On retrouve cet humanisme « césairien » chez un penseur comme Claude Lévi-Strauss pour qui il n’y avait pas de civilisations supérieures. Dans son écrit de 1952 : « Race et Histoire », il écrit : « Rien, dans l’état actuel de la science, ne permet d’affirmer la supériorité ou l’infériorité intellectuelle d’une race par rapport à une autre ». Lévi-Strauss poursuit : « La civilisation occidentale s’est entièrement tournée, depuis deux ou trois siècles, vers la mise à la disposition de l’homme de moyens mécaniques de plus en plus puissants … Si le critère retenu avait été le degré d’aptitude à triompher des milieux géographiques les plus hostiles, il n’y a guère de doute que les Eskimos d’une part, les Bédouins de l’autre emporteraient la palme. L’inde a su, mieux qu’aucune autre civilisation, élaborer un système philosophico-religieux, et la Chine, un genre de vie, capables de réduire les conséquences psychologiques d’un déséquilibre démographique. Il y a déjà treize siècles, ajoute Lévi-Strauss, l’Islam a formulé une théorie de la solidarité de toutes les formes de la vie humaine : technique, économique, sociale, spirituelle, que l’Occident ne devait retrouver que tout récemment, avec certains aspects de la pensée marxiste et la naissance de l’ethnologie moderne ».
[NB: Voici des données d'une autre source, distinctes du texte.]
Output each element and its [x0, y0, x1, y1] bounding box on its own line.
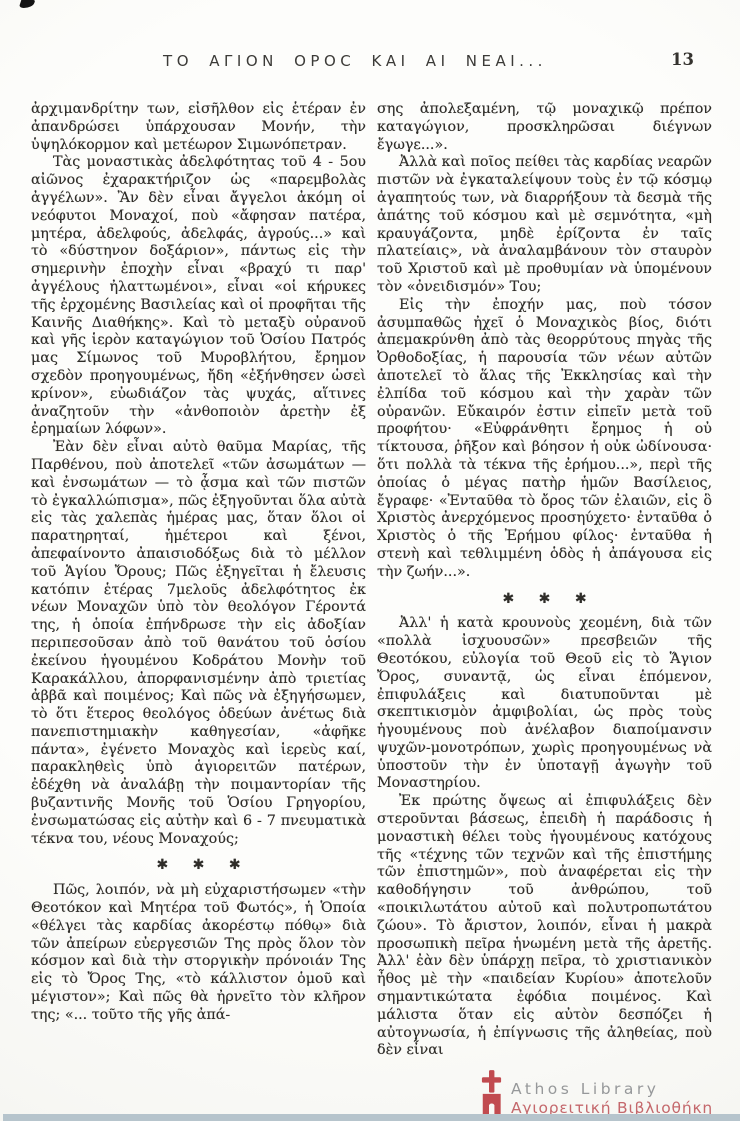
scan-bottom-bar — [3, 1114, 740, 1121]
section-divider: ✱ ✱ ✱ — [31, 857, 366, 875]
paragraph: Τὰς μοναστικὰς ἀδελφότητας τοῦ 4 - 5ου α… — [31, 154, 366, 439]
paragraph: ἀρχιμανδρίτην των, εἰσῆλθον εἰς ἑτέραν ἐ… — [31, 101, 366, 154]
paragraph: Ἐκ πρώτης ὄψεως αἱ ἐπιφυλάξεις δὲν στερο… — [377, 793, 712, 1060]
page-number: 13 — [671, 50, 694, 69]
watermark-text: Athos Library Αγιορειτική Βιβλιοθήκη — [511, 1080, 713, 1118]
paragraph: Ἀλλ' ἡ κατὰ κρουνοὺς χεομένη, διὰ τῶν «π… — [377, 615, 712, 793]
running-header-title: ΤΟ ΑΓΙΟΝ ΟΡΟC ΚΑΙ ΑΙ ΝΕΑΙ... — [100, 52, 610, 70]
paragraph: Ἀλλὰ καὶ ποῖος πείθει τὰς καρδίας νεαρῶν… — [377, 154, 712, 296]
paragraph: σης ἀπολεξαμένη, τῷ μοναχικῷ πρέπον κατα… — [377, 101, 712, 154]
athos-library-watermark: Athos Library Αγιορειτική Βιβλιοθήκη — [479, 1070, 713, 1118]
right-column: σης ἀπολεξαμένη, τῷ μοναχικῷ πρέπον κατα… — [377, 101, 712, 1073]
left-column: ἀρχιμανδρίτην των, εἰσῆλθον εἰς ἑτέραν ἐ… — [31, 101, 366, 1073]
scan-ink-mark — [19, 0, 36, 8]
text-columns: ἀρχιμανδρίτην των, εἰσῆλθον εἰς ἑτέραν ἐ… — [31, 101, 713, 1073]
athos-cross-logo — [479, 1070, 504, 1117]
watermark-text-en: Athos Library — [511, 1080, 713, 1099]
book-page: ΤΟ ΑΓΙΟΝ ΟΡΟC ΚΑΙ ΑΙ ΝΕΑΙ... 13 ἀρχιμανδ… — [0, 0, 740, 1121]
section-divider: ✱ ✱ ✱ — [377, 591, 712, 609]
paragraph: Πῶς, λοιπόν, νὰ μὴ εὐχαριστήσωμεν «τὴν Θ… — [31, 882, 366, 1024]
paragraph: Εἰς τὴν ἐποχήν μας, ποὺ τόσον ἀσυμπαθῶς … — [377, 297, 712, 582]
paragraph: Ἐὰν δὲν εἶναι αὐτὸ θαῦμα Μαρίας, τῆς Παρ… — [31, 439, 366, 848]
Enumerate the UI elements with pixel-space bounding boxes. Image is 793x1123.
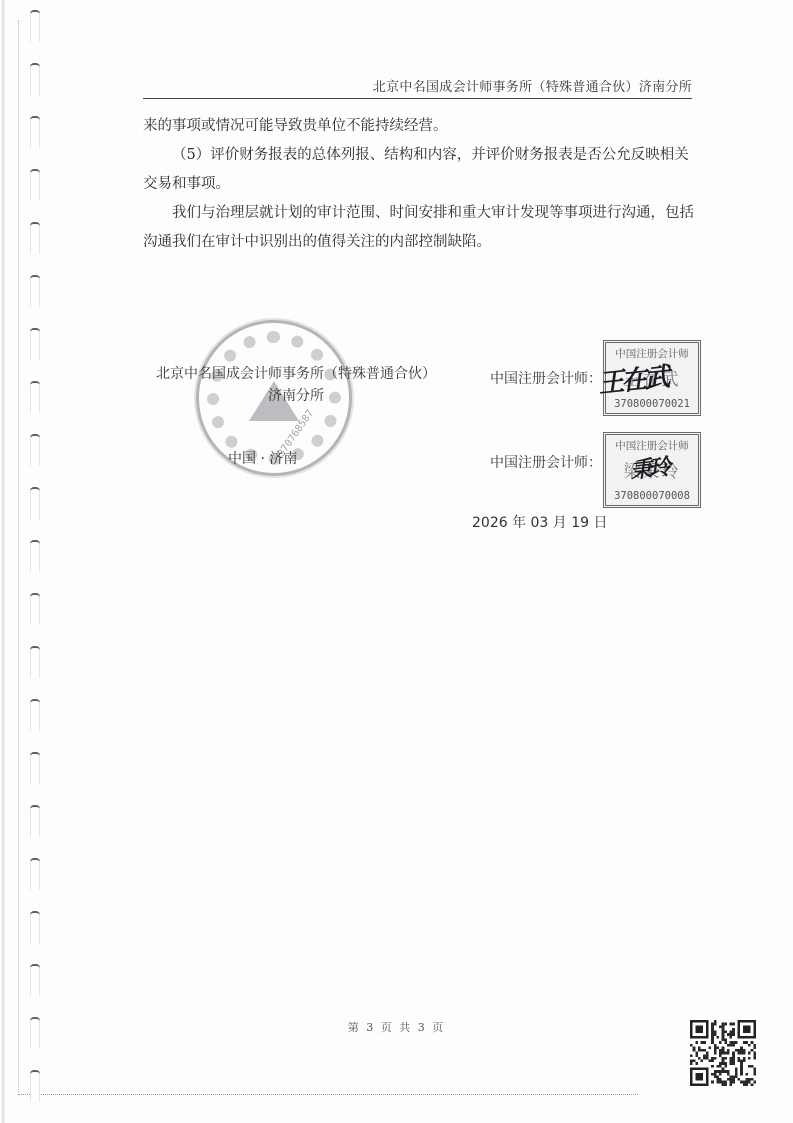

Propos de 1952, rappelons-le. Il faudrait sans doute tenir compte des évolutions ultérieures. Mais on peut conseiller à Claude Guéant, l’homme des basses œuvres « idéologiques » du sarkozysme de relire Lévi-Strauss ou de le lire, car nous ne sommes pas sûrs qu’il ait un jour lu Lévi-Strauss *** !

Georges Cadiou

· Serge Letchimy est membre du PPM, le Parti progressiste martiniquais, partisan de l’autonomie de la Martinique. Aimé Césaire fut le créateur de ce parti en 1957. Auparavant, il avait été député-maire communiste de Fort-de-France.

· Léo Frobenius (1873-1938). Ethnologue allemand né à Berlin. Il est l’auteur de nombreux essais sur les cultures africaines. Il inspira à Senghor et à Césaire le concept de « négritude ».

· En revanche les propos du Ministre de l’Intérieur sur « les civilisations qui ne se valent pas » sont directement inspirés de l’opuscule de Joseph-Arthur de Gobineau (1816-1882) : « Essai sur l’inégalité des races humaines » qui est à l’origine des « théories aryennes » avec les conséquences que l’on sait !

« Discours sur le colonialisme », Aimé Césaire, Présence africaine, 1955.

« Race et histoire », Claude Lévi-Strauss, Folio-essais, réédition 1987.